METHODS - We evaluated 17 biomarkers, previously shown to have value in detecting lung cancer, against a discovery cohort, comprising benign (n = 67) cases and lung cancer (n = 69) cases. A Random Forest method based analysis was used to identify the optimal biomarker panel for assigning disease status, which was then validated against a cohort from the Mayo Clinic, comprising patients with benign (n = 61) or malignant (n = 20) indeterminate lung nodules.
RESULTS - Our discovery efforts produced a seven-analyte plasma biomarker panel consisting of interleukin 6 (IL-6), IL-10, IL-1ra, sIL-2Rα, stromal cell-derived factor-1α+β, tumor necrosis factor α, and macrophage inflammatory protein 1 α. The sensitivity and specificity of our panel in our validation cohort is 95.0% and 23.3%, respectively.
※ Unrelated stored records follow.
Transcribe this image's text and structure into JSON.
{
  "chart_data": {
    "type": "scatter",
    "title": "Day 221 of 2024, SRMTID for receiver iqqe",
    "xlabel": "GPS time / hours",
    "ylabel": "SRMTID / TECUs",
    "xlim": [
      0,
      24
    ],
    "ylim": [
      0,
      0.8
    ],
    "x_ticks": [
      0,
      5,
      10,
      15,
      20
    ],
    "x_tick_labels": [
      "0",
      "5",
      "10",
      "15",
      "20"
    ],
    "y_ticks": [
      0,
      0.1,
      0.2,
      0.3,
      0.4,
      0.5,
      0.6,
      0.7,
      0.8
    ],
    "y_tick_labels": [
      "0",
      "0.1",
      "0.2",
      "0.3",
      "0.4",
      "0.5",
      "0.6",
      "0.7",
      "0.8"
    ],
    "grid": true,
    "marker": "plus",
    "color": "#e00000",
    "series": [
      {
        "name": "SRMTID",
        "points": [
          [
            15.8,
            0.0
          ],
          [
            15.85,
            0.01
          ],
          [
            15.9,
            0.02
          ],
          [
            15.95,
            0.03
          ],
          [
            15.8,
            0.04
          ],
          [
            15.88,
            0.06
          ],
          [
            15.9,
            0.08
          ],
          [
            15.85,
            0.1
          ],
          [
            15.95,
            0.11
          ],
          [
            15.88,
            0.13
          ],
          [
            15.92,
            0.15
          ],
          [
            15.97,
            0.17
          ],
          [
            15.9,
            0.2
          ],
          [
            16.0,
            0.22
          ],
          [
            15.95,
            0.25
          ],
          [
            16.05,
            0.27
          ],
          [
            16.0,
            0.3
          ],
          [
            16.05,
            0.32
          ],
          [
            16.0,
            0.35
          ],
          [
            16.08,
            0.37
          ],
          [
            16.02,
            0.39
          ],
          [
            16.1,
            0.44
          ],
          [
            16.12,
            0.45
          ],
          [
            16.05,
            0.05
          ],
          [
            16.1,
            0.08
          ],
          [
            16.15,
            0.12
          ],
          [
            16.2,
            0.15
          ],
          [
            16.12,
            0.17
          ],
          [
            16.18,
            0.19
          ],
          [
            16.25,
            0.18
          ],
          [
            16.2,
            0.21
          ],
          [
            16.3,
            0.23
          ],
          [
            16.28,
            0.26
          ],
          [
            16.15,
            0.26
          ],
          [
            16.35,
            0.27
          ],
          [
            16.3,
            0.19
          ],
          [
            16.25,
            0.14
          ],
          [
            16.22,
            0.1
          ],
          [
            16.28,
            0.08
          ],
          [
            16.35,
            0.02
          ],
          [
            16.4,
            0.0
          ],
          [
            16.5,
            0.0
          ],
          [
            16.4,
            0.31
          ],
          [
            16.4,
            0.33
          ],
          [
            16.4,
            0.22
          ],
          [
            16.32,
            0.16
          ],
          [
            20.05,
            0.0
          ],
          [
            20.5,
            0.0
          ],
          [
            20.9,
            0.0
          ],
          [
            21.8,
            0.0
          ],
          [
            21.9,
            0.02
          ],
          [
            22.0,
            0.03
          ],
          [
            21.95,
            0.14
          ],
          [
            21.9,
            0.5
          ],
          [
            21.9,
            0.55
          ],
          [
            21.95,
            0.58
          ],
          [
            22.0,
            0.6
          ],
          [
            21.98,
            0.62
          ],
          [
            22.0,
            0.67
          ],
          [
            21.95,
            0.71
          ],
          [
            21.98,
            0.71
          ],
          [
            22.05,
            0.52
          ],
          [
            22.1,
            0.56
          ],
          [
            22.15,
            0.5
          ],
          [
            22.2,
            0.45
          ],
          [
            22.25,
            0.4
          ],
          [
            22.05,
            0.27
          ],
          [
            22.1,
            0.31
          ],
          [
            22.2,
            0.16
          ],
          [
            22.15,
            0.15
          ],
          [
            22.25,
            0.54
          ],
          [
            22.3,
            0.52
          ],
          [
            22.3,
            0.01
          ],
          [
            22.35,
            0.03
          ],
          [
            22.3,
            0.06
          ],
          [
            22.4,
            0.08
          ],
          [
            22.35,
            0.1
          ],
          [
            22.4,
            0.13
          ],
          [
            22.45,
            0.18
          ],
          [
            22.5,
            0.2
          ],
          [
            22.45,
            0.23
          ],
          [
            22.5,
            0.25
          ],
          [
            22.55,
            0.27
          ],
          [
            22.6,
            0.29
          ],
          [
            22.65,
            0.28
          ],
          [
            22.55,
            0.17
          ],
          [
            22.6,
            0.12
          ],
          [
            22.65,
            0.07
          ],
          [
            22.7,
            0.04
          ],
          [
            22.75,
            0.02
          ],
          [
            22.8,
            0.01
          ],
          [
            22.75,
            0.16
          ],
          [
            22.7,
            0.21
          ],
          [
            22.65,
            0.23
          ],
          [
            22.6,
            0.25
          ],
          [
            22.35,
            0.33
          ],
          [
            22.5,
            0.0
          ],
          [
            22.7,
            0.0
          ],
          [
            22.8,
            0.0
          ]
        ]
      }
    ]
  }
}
The validated negative predictive value of our panel was 93.8%.
CONCLUSION - We developed a seven-analyte plasma biomarker panel able to identify benign nodules, otherwise deemed indeterminate, with a high degree of accuracy. This panel may have clinical utility in risk-stratifying screen-detected lung nodules, decrease unnecessary follow-up imaging or invasive procedures, and potentially avoid unnecessary morbidity, mortality, and health care costs.